Broadcaster and former pro footballer Andy Harper has seen more football tournaments than most and, as chair of the local organising committee, he summed up the unifying nature of this version of the game.

“To walk through this world with these people and to be able to move beyond — and I’m not ashamed to say it — the confronting nature of their daily situation, their life and how the hell life works for them; from what happens in the morning, up until what happens when they go to bed. This game takes you through that, beyond that,” Harper said.

“All that goes when they get into the chair, and thankfully for them there’s the opportunity for the mainstream to move beyond that as well, to get in the chair with them metaphorically and just admire how bloody good they are.”

Harper declared the tournament a life-changing experience and praised the enormous support and dedication of Peter Turnbull. Turnbull has a long history of involvement in Australian football, as founder of Sydney FC and also former chair of the Central Coast Mariners.

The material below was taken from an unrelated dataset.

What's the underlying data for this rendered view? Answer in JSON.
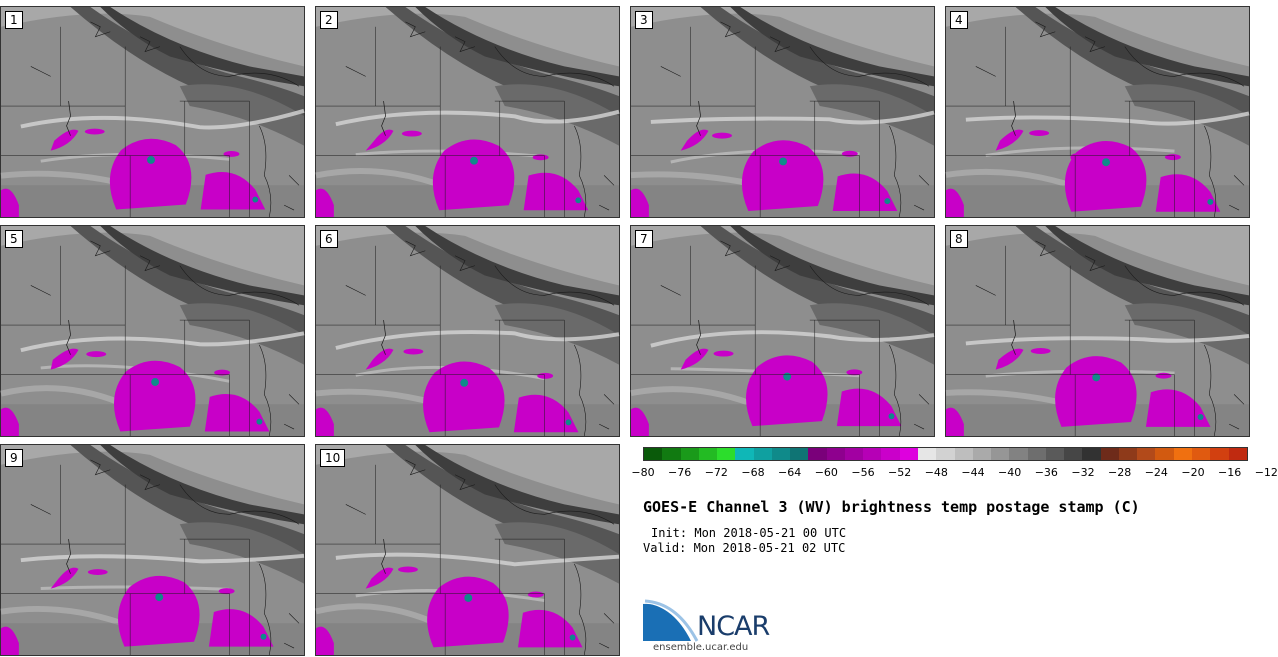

He was appointed coach of the Australian Powerchair national team and is committed to seeing the sport flourish Down Under and garner the support some of the other nations enjoy.

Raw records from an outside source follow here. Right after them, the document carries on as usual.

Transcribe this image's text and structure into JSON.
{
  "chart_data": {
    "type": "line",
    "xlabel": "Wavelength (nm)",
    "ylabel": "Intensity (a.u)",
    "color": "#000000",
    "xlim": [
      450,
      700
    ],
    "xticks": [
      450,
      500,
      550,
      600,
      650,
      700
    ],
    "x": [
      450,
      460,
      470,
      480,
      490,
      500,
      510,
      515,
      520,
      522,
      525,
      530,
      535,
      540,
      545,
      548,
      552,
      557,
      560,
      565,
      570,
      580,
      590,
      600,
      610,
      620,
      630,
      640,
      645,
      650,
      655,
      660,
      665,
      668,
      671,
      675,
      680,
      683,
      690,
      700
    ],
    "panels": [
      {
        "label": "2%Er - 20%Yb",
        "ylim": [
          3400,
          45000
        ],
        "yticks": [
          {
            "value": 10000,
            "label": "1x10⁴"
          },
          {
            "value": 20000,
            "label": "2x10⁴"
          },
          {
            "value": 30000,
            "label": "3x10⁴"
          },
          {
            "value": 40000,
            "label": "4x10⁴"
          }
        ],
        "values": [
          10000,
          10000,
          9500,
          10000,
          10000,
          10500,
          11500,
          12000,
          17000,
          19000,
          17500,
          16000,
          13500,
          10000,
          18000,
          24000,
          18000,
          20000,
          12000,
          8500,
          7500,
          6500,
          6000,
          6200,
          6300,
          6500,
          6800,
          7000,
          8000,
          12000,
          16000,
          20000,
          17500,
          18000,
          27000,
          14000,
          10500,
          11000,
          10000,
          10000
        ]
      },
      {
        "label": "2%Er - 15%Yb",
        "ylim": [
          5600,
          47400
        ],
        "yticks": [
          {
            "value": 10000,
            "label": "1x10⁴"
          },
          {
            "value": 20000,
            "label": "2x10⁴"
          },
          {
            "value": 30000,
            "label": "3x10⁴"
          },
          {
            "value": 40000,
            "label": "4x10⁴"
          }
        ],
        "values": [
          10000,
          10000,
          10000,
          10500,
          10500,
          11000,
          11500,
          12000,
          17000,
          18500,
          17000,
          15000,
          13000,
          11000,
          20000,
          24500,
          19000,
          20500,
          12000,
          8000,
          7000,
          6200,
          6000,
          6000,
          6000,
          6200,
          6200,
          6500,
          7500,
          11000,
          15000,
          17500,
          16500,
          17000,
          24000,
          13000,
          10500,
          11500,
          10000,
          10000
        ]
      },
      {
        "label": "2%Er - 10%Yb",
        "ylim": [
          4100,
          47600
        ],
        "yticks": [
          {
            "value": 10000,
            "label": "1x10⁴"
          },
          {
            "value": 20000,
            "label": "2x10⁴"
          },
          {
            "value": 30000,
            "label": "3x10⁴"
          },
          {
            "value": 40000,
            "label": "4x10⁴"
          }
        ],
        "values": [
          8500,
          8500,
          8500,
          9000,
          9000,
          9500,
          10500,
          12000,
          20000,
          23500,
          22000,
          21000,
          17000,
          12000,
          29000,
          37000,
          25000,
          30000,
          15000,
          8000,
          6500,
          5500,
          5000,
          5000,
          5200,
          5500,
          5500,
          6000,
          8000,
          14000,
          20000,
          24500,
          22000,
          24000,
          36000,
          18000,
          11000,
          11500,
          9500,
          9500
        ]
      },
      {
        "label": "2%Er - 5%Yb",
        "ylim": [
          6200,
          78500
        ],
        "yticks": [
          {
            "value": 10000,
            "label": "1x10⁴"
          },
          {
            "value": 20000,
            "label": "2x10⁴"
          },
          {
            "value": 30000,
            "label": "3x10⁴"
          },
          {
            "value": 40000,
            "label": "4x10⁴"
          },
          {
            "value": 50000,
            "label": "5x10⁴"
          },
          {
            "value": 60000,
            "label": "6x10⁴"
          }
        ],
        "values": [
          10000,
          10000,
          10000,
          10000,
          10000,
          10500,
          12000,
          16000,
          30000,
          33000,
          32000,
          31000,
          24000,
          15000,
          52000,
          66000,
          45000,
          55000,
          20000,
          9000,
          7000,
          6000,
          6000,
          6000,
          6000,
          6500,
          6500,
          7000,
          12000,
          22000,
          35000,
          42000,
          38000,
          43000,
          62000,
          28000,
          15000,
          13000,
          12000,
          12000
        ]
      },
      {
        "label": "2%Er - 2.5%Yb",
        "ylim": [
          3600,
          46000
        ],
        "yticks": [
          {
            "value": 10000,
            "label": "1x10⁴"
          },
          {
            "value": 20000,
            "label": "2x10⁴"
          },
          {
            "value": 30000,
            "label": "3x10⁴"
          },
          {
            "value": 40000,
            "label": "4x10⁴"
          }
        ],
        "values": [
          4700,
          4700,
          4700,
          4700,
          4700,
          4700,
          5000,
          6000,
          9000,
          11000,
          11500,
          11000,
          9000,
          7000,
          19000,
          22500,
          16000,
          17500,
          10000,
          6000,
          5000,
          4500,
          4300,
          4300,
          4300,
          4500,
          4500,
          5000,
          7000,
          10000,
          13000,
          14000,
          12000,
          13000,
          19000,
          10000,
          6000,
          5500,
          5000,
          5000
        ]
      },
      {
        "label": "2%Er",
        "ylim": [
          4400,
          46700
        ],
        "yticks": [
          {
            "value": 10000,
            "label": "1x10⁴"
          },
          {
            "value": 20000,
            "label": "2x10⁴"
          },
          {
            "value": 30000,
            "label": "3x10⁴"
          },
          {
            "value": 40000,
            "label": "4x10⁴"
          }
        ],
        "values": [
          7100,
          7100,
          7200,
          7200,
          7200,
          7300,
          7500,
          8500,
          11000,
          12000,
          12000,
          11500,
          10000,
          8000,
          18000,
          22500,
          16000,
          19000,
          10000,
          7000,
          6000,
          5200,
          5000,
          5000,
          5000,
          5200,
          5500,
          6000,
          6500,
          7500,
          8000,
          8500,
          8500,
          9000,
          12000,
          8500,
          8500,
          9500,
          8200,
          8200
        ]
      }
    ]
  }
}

“The USA team is part of U.S. Soccer, so they are a recognised national team, paid to come here with their expenses covered and they get a per diem amount each day,” he said. “England is the same — a national team of the FA — and France is the same in as much as they are a division of France disabled sport.”

“We aren’t. We’ve relied heavily on government support, which wasn’t particularly forthcoming this time other than from the NSW government, which was fantastic. The federal government gave us nothing which was why we had to get so many private sponsors.”

The next FIPFA Powerchair Football World Cup will be hosted by Argentina in 2026, but while the cheers of Les Bleus fans continued to echo around the stadium in Sydney, Ricky Stevenson, president of FIPFA, took a moment to reflect on the success of the event just completed.

“It’s been a fantastic tournament, the last six years of working with the LOC have been amazing,” he told ESPN. “After the uncertainty of the COVID delays, where it was on again, off again, I think what we’ve been able to do this week here is absolutely amazing. The athletes have worked hard to get here, to overcome all adversity and be able to perform on the stage that we’ve set for them.

“I’m really proud and we roll onto the next one. Only three years to go!”